Some people would think that I love finding the absurd actions of government. But it really is sad in many ways. I don’t enjoy finding these stupid bills except to point out that members of the legislatures seem to want to dictate our every step in life. If they would focus on the important, I’d be out of a position to write my column.
In the past year, I have been able to look at the federal government for stupidity in legislation. I have enjoyed the look a do-gooders in local politics even more, hoping that these folks will not move on to higher office. From the Los Angeles ban of silly string to illegalization of spinning wheel covers in Iowa, there is plenty to examine.
Enters the House of Delegates in the great Commonwealth of Virginia.

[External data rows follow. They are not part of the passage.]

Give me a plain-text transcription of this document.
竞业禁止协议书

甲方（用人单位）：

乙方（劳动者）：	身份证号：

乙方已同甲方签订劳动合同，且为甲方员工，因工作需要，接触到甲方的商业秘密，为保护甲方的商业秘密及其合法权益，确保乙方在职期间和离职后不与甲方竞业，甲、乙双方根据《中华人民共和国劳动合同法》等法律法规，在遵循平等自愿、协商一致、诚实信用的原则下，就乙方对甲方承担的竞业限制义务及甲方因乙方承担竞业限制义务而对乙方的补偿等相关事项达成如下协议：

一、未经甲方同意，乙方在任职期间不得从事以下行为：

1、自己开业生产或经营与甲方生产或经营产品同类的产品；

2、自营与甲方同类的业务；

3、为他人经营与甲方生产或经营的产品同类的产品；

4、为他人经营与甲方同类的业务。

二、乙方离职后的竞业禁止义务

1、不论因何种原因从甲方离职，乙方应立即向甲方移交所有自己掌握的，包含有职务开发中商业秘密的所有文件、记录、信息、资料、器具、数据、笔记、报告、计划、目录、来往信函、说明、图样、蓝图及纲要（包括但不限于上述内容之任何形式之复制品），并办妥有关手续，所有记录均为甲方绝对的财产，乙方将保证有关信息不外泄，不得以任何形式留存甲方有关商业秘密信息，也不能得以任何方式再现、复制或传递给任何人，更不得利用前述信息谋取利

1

This past Tuesday, a bill was passed authorizing a fine of $50 for anyone who displays his or her underpants in a “lewd or indecent manner”. The legislation passed with almost 2/3 vote. What are these folks thinking about?
OK, just a few questions to the delegates.

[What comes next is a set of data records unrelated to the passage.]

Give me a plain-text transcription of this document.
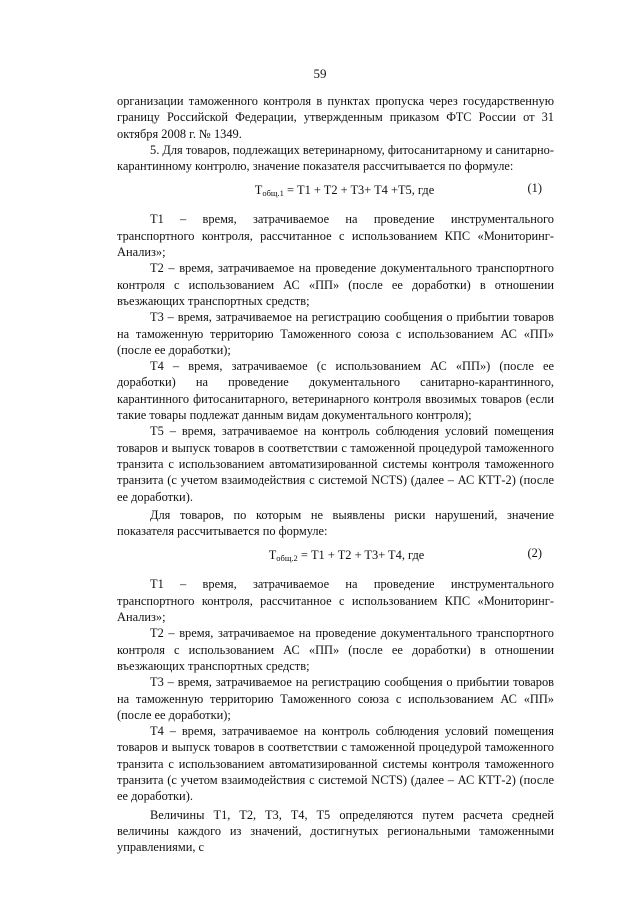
59

организации таможенного контроля в пунктах пропуска через государственную границу Российской Федерации, утвержденным приказом ФТС России от 31 октября 2008 г. № 1349.

5. Для товаров, подлежащих ветеринарному, фитосанитарному и санитарно-карантинному контролю, значение показателя рассчитывается по формуле:

$T_{общ.1} = T1 + T2 + T3+ T4 +T5$, где	(1)

T1 – время, затрачиваемое на проведение инструментального транспортного контроля, рассчитанное с использованием КПС «Мониторинг-Анализ»;

T2 – время, затрачиваемое на проведение документального транспортного контроля с использованием АС «ПП» (после ее доработки) в отношении въезжающих транспортных средств;

T3 – время, затрачиваемое на регистрацию сообщения о прибытии товаров на таможенную территорию Таможенного союза с использованием АС «ПП» (после ее доработки);

T4 – время, затрачиваемое (с использованием АС «ПП») (после ее доработки) на проведение документального санитарно-карантинного, карантинного фитосанитарного, ветеринарного контроля ввозимых товаров (если такие товары подлежат данным видам документального контроля);

T5 – время, затрачиваемое на контроль соблюдения условий помещения товаров и выпуск товаров в соответствии с таможенной процедурой таможенного транзита с использованием автоматизированной системы контроля таможенного транзита (с учетом взаимодействия с системой NCTS) (далее – АС КТТ-2) (после ее доработки).

Для товаров, по которым не выявлены риски нарушений, значение показателя рассчитывается по формуле:

$T_{общ.2} = T1 + T2 + T3+ T4$, где	(2)

T1 – время, затрачиваемое на проведение инструментального транспортного контроля, рассчитанное с использованием КПС «Мониторинг-Анализ»;

T2 – время, затрачиваемое на проведение документального транспортного контроля с использованием АС «ПП» (после ее доработки) в отношении въезжающих транспортных средств;

T3 – время, затрачиваемое на регистрацию сообщения о прибытии товаров на таможенную территорию Таможенного союза с использованием АС «ПП» (после ее доработки);

T4 – время, затрачиваемое на контроль соблюдения условий помещения товаров и выпуск товаров в соответствии с таможенной процедурой таможенного транзита с использованием автоматизированной системы контроля таможенного транзита (с учетом взаимодействия с системой NCTS) (далее – АС КТТ-2) (после ее доработки).

Величины T1, T2, T3, T4, T5 определяются путем расчета средней величины каждого из значений, достигнутых региональными таможенными управлениями, с
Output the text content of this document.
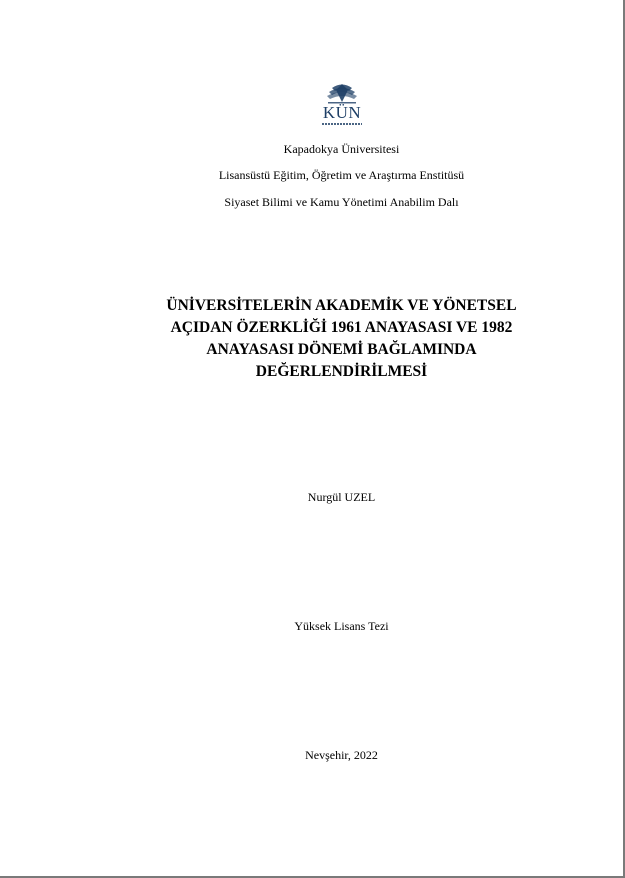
KÜN
Kapadokya Üniversitesi
Lisansüstü Eğitim, Öğretim ve Araştırma Enstitüsü
Siyaset Bilimi ve Kamu Yönetimi Anabilim Dalı
ÜNİVERSİTELERİN AKADEMİK VE YÖNETSEL
AÇIDAN ÖZERKLİĞİ 1961 ANAYASASI VE 1982
ANAYASASI DÖNEMİ BAĞLAMINDA
DEĞERLENDİRİLMESİ
Nurgül UZEL
Yüksek Lisans Tezi
Nevşehir, 2022
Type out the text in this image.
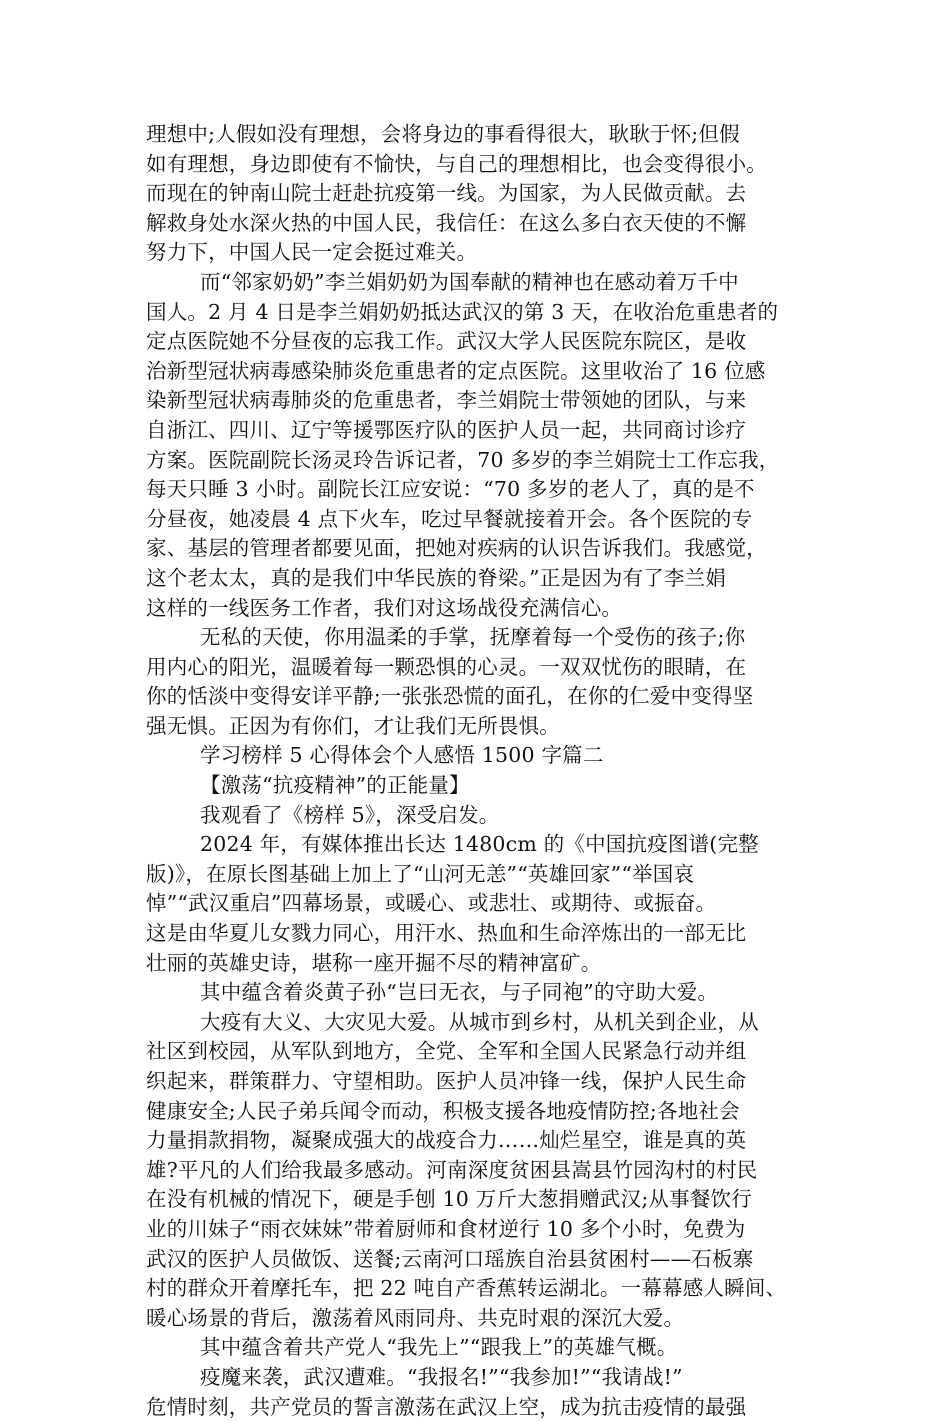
理想中;人假如没有理想，会将身边的事看得很大，耿耿于怀;但假
如有理想，身边即使有不愉快，与自己的理想相比，也会变得很小。
而现在的钟南山院士赶赴抗疫第一线。为国家，为人民做贡献。去
解救身处水深火热的中国人民，我信任：在这么多白衣天使的不懈
努力下，中国人民一定会挺过难关。
而“邻家奶奶”李兰娟奶奶为国奉献的精神也在感动着万千中
国人。2 月 4 日是李兰娟奶奶抵达武汉的第 3 天，在收治危重患者的
定点医院她不分昼夜的忘我工作。武汉大学人民医院东院区，是收
治新型冠状病毒感染肺炎危重患者的定点医院。这里收治了 16 位感
染新型冠状病毒肺炎的危重患者，李兰娟院士带领她的团队，与来
自浙江、四川、辽宁等援鄂医疗队的医护人员一起，共同商讨诊疗
方案。医院副院长汤灵玲告诉记者，70 多岁的李兰娟院士工作忘我，
每天只睡 3 小时。副院长江应安说：“70 多岁的老人了，真的是不
分昼夜，她凌晨 4 点下火车，吃过早餐就接着开会。各个医院的专
家、基层的管理者都要见面，把她对疾病的认识告诉我们。我感觉，
这个老太太，真的是我们中华民族的脊梁。”正是因为有了李兰娟
这样的一线医务工作者，我们对这场战役充满信心。
无私的天使，你用温柔的手掌，抚摩着每一个受伤的孩子;你
用内心的阳光，温暖着每一颗恐惧的心灵。一双双忧伤的眼睛，在
你的恬淡中变得安详平静;一张张恐慌的面孔，在你的仁爱中变得坚
强无惧。正因为有你们，才让我们无所畏惧。
学习榜样 5 心得体会个人感悟 1500 字篇二
【激荡“抗疫精神”的正能量】
我观看了《榜样 5》，深受启发。
2024 年，有媒体推出长达 1480cm 的《中国抗疫图谱(完整
版)》，在原长图基础上加上了“山河无恙”“英雄回家”“举国哀
悼”“武汉重启”四幕场景，或暖心、或悲壮、或期待、或振奋。
这是由华夏儿女戮力同心，用汗水、热血和生命淬炼出的一部无比
壮丽的英雄史诗，堪称一座开掘不尽的精神富矿。
其中蕴含着炎黄子孙“岂曰无衣，与子同袍”的守助大爱。
大疫有大义、大灾见大爱。从城市到乡村，从机关到企业，从
社区到校园，从军队到地方，全党、全军和全国人民紧急行动并组
织起来，群策群力、守望相助。医护人员冲锋一线，保护人民生命
健康安全;人民子弟兵闻令而动，积极支援各地疫情防控;各地社会
力量捐款捐物，凝聚成强大的战疫合力……灿烂星空，谁是真的英
雄?平凡的人们给我最多感动。河南深度贫困县嵩县竹园沟村的村民
在没有机械的情况下，硬是手刨 10 万斤大葱捐赠武汉;从事餐饮行
业的川妹子“雨衣妹妹”带着厨师和食材逆行 10 多个小时，免费为
武汉的医护人员做饭、送餐;云南河口瑶族自治县贫困村——石板寨
村的群众开着摩托车，把 22 吨自产香蕉转运湖北。一幕幕感人瞬间、
暖心场景的背后，激荡着风雨同舟、共克时艰的深沉大爱。
其中蕴含着共产党人“我先上”“跟我上”的英雄气概。
疫魔来袭，武汉遭难。“我报名!”“我参加!”“我请战!”
危情时刻，共产党员的誓言激荡在武汉上空，成为抗击疫情的最强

- Why was the debate on the floor of the house focused on racial issues? One opponent said that the measure would force parents of young blacks to take time off of work to accompany their kids to court. (I guess kids of different ethnicity don’t wear there pants low and their underwear high.) Is that the best reason we can come up with for defeating this measure?
- Who is going to be issuing the citations? The police? Do the cops have that much free time in Virginia to be focused on fashion?

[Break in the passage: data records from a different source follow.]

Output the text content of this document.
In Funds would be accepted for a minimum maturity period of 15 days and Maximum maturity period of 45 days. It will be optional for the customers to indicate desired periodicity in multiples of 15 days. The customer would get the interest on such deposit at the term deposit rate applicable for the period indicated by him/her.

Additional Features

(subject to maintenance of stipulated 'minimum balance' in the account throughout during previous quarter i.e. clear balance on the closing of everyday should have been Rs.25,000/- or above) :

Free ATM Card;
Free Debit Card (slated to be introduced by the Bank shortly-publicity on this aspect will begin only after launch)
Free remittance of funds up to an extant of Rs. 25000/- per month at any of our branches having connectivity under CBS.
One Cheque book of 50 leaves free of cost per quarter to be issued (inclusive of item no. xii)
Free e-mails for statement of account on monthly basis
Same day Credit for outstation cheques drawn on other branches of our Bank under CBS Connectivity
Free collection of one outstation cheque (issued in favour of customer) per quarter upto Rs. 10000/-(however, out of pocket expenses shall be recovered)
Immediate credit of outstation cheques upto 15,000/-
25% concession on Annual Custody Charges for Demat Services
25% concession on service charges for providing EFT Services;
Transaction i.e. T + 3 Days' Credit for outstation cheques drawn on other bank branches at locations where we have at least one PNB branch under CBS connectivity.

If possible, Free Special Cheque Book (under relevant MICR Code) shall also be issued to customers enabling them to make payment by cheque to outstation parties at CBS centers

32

- One delegate said that his constituents were “offended by exposed underwear.” Here we go again. Offensive behavior or attire is the justification to write a law and force police to turn away from serious issues such as not wearing seatbelts (yes, I say that tongue in cheek) and focus on Hanes Her Way.
- If something is offensive does that mean it should be an offense?
- Who defines lewd or indecent?
So I am beginning to try to find some allies on this issue. The plumber’s union should be on board with me. They have been running around with low hanging pants for years. Personally, the crack is more offensive than the underpants. (But not illegal) And poor, Sponge Bob Squarepants. First James Dobson saying he is gay and now being threatened with a fine in Virginia.
To the House of Delegates, go to work on things that matter. There has to be more important issues that are in the Commonwealth than underwear.